3. What Are They Most Afraid Of?
This sounds like a strange question to ask an event organizer, but it’s a really important one. At different times, it’s likely you’ll find yourself speaking to people from different industries, professions, or at very different stages in their career—and your approach should vary accordingly.
For example, if you’re a go-to tech expert, it might be that in many rooms, everyone nods when you discuss upcoming trends. But what about an audience that’s new to the game? If they’re afraid that they’re already behind the curve, you’ll isolate them by diving in headfirst. But, if you know their fears, you can include additional context and explanation, making them feel comfortable and delivering a more impactful speech.
4. What Are They Excited About?
Now that you know who’s in the room and what they might be afraid of, try and find out what gets them excited. If it’s an industry that you’re less familiar with, ask the event organizer or an industry expert if there are any big trends to be aware of.

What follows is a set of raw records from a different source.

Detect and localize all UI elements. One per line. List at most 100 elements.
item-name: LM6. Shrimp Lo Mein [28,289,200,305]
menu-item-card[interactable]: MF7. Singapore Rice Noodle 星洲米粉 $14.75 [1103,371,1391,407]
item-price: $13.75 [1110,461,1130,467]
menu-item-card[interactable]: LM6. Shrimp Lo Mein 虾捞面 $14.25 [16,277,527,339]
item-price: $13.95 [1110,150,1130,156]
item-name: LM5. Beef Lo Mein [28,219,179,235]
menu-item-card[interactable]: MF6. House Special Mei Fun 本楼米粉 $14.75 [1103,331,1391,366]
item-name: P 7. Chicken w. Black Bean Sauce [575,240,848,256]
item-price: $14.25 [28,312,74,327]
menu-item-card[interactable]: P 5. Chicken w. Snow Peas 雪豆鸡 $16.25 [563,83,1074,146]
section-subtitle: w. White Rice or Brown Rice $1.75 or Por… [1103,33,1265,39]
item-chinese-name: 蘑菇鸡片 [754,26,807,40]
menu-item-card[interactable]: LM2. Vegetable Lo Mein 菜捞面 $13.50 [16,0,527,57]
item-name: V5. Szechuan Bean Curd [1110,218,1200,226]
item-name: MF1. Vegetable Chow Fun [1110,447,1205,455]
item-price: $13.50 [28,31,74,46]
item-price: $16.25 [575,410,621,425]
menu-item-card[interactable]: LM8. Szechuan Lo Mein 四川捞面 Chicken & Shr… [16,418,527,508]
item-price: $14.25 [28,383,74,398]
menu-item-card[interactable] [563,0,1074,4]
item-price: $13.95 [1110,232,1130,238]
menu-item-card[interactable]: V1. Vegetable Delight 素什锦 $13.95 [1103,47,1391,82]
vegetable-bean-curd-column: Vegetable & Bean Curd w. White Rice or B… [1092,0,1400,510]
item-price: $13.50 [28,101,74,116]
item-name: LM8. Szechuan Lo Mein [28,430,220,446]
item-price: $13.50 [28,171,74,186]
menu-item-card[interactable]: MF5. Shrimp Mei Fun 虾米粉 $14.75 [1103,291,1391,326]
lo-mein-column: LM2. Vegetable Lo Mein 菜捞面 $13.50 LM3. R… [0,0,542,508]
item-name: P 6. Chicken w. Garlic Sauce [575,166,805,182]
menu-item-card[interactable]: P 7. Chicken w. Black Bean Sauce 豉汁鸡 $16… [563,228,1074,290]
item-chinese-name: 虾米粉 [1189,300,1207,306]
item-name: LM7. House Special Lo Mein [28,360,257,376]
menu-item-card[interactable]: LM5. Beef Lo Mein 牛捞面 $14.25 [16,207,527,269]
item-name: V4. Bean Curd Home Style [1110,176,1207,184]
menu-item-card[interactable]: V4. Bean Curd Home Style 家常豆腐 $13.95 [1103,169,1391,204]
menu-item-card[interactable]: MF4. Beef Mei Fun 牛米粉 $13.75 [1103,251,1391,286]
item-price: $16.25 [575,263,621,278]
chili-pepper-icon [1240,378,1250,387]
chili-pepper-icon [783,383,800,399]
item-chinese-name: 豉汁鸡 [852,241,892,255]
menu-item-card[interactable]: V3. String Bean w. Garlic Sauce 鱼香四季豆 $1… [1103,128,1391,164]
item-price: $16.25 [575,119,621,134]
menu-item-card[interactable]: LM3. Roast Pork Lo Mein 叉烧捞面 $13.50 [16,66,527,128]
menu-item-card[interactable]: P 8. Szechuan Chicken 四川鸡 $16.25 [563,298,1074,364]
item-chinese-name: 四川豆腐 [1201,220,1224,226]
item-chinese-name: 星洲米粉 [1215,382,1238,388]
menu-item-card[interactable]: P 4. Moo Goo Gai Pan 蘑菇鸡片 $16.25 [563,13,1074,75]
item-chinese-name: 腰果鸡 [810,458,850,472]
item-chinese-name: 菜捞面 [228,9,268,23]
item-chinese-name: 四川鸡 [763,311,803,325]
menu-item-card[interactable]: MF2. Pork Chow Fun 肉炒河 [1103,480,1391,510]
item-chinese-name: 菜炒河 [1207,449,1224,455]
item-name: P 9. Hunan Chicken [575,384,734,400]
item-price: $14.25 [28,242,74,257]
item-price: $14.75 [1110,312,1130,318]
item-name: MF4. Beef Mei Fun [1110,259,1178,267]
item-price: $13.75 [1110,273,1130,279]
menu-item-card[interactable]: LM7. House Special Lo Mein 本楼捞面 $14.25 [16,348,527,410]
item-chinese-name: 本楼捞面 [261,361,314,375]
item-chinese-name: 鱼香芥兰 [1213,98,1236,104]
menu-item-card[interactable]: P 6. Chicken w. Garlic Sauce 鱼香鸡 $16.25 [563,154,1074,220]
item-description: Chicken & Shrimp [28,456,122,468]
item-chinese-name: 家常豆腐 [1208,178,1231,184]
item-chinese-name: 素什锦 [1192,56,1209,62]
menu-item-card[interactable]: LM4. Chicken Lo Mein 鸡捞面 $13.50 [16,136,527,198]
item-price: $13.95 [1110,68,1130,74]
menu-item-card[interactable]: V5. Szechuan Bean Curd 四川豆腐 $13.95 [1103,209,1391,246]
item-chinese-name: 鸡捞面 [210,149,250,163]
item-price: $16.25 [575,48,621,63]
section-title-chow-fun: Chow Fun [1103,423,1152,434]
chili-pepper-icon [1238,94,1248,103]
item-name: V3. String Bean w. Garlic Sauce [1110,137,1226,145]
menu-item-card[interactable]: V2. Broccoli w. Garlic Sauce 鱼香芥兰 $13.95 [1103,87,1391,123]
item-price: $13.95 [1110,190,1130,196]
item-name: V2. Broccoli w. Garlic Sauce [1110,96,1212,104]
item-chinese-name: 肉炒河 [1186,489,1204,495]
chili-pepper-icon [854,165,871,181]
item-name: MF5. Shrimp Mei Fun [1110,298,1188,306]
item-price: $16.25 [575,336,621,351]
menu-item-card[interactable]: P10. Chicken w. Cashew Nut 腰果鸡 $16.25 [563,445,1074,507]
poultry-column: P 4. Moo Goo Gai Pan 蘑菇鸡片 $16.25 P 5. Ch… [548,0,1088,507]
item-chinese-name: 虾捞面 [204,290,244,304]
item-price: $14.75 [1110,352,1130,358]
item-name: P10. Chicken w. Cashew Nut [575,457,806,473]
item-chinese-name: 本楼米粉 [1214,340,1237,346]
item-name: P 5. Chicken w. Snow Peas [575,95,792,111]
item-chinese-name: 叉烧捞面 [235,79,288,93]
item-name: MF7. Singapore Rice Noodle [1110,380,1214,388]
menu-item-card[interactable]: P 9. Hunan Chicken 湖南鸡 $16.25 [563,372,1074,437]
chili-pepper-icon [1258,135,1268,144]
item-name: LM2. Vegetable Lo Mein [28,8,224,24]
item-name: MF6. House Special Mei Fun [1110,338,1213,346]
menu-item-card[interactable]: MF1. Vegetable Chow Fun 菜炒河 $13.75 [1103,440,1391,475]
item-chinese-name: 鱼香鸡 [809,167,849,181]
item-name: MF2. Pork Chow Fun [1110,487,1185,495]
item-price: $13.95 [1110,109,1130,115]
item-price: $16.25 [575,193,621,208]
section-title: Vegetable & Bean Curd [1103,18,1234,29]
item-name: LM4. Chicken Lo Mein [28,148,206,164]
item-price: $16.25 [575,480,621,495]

As you may know, storytelling is a big trend in speechwriting and presentations at the moment—and it’s one I personally use to generate excitement. Another insider tip is discussing the latest thing. Try to give your audience some new insight to take back to the office and share with their colleagues. (Bonus: It will also position you as a thought leader who’s ahead of the curve.)
5. Who Do You Respond To?
Don’t forget to learn from your own experience as an audience member! If someone hooked you with a great story, think about which of your experiences you could use in a similar way. If someone bored you to tears with a presentation of 60 slides, keep your deck to no more than 10. If you need inspiration, watch some TED talks or Toastmasters speeches online. You’ll soon learn what you like, what you don’t, and why. Copy what you like and ditch the rest: It will help you develop your own unique style as a speaker.
Getting to know your audience is critical for public speaking success. It will help you make better decisions about which gigs to agree to and which to sidestep. It will help you to find the right content for the room, and it will act as a guide for how to present it.
And with these five questions, you can get to know the audience without ever even meeting them.